E, off screen: fotografia di Alfredo Betrò (“Liberi Tutti”), montaggio di Cristiano Travaglioli e musiche di Giuliano Taviani & Carmelo Travia. E la vera Arianna Dell’Arti come aiuto regista.
“La cosa bella della vita di Gesù è che lui, a 30 anni, scapoccia, e cambia la Storia.”
Comunque, rispetto alla sigla delle prime tre stagioni…
…la SUPERNUOVISSIMA sigla di questa “Boris 4”…
…su di me ha uno strano “Effetto Memoria” pazzesco…
Pre-finale che rasenta l’assurdo, lo sfiora, lo accarezza, e poi lo sfonda, lo asfalta, lo squarcia, lo supera. E senza manco l’aiuto di Jennifer Beals: solo Pannofino (ir-ri-ce-vi-bi-le).
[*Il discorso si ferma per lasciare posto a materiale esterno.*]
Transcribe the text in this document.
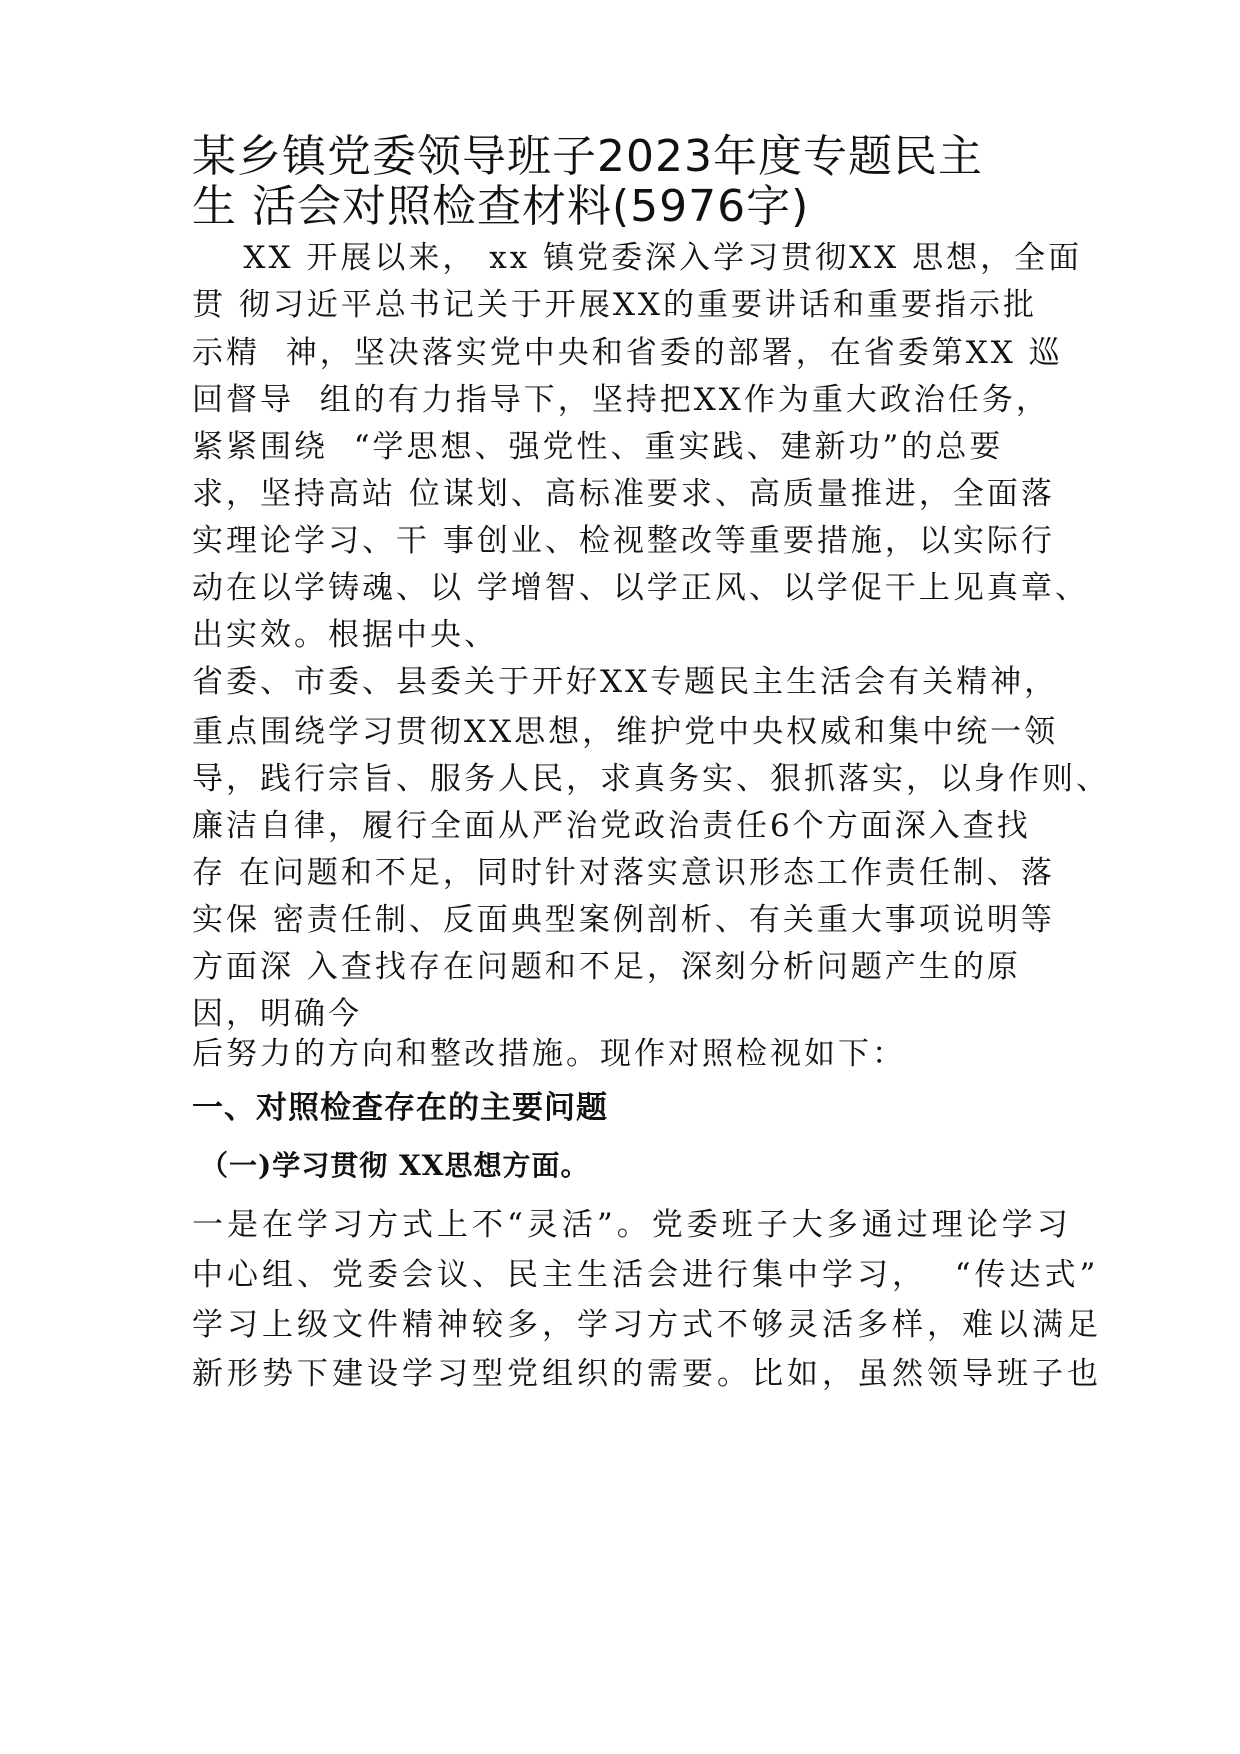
某乡镇党委领导班子2023年度专题民主
生 活会对照检查材料(5976字)
XX 开展以来， xx 镇党委深入学习贯彻XX 思想，全面
贯 彻习近平总书记关于开展XX的重要讲话和重要指示批
示精  神，坚决落实党中央和省委的部署，在省委第XX 巡
回督导  组的有力指导下，坚持把XX作为重大政治任务，
紧紧围绕  “学思想、强党性、重实践、建新功”的总要
求，坚持高站 位谋划、高标准要求、高质量推进，全面落
实理论学习、干 事创业、检视整改等重要措施，以实际行
动在以学铸魂、以 学增智、以学正风、以学促干上见真章、
出实效。根据中央、
省委、市委、县委关于开好XX专题民主生活会有关精神，
重点围绕学习贯彻XX思想，维护党中央权威和集中统一领
导，践行宗旨、服务人民，求真务实、狠抓落实，以身作则、
廉洁自律，履行全面从严治党政治责任6个方面深入查找
存 在问题和不足，同时针对落实意识形态工作责任制、落
实保 密责任制、反面典型案例剖析、有关重大事项说明等
方面深 入查找存在问题和不足，深刻分析问题产生的原
因，明确今
后努力的方向和整改措施。现作对照检视如下：
一、对照检查存在的主要问题
（一)学习贯彻 XX思想方面。
一是在学习方式上不“灵活”。党委班子大多通过理论学习
中心组、党委会议、民主生活会进行集中学习，  “传达式”
学习上级文件精神较多，学习方式不够灵活多样，难以满足
新形势下建设学习型党组织的需要。比如，虽然领导班子也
"Eh, se non è basito Lazzaro, chi cazzo è basito?"
Poi, in chiusura...
- “Posso?”
- “Eh no, eh! Eh no.”
Sipario. (E lacrima, fuori scena.)
Boris - la Serie & il Film:
- Stag. 1 (2007, 14 ep.): * * * * ¼ - 8.50
- Stag. 2 (2008, 14 ep.): * * * * - 8.00
- Stag. 3 (2010, 14 ep.): * * * * - 8.00
- Boris - il Film (2011): * * * * - 8.00
- Stag. 4 (2022, 8 ep.): * * * * ¼ - 8.50
Ah, e "faccettismi" (cit.).
Post-credit. Impagabile il momento in cui Glauco (Tirabassi) entra sul set dopo lo “Stop!” a una scena sbattendo con la sua rinomata grazia à la Salvini una porta facendo (leggermente) sobbalzare Tatti Barletta (Pesce): un metacinematografico “Buòooonàaaa!”, e via!
Buona, veramente buona. Grazie, gente di “Boris”: siete il contrario del Re Mida all’incontrario.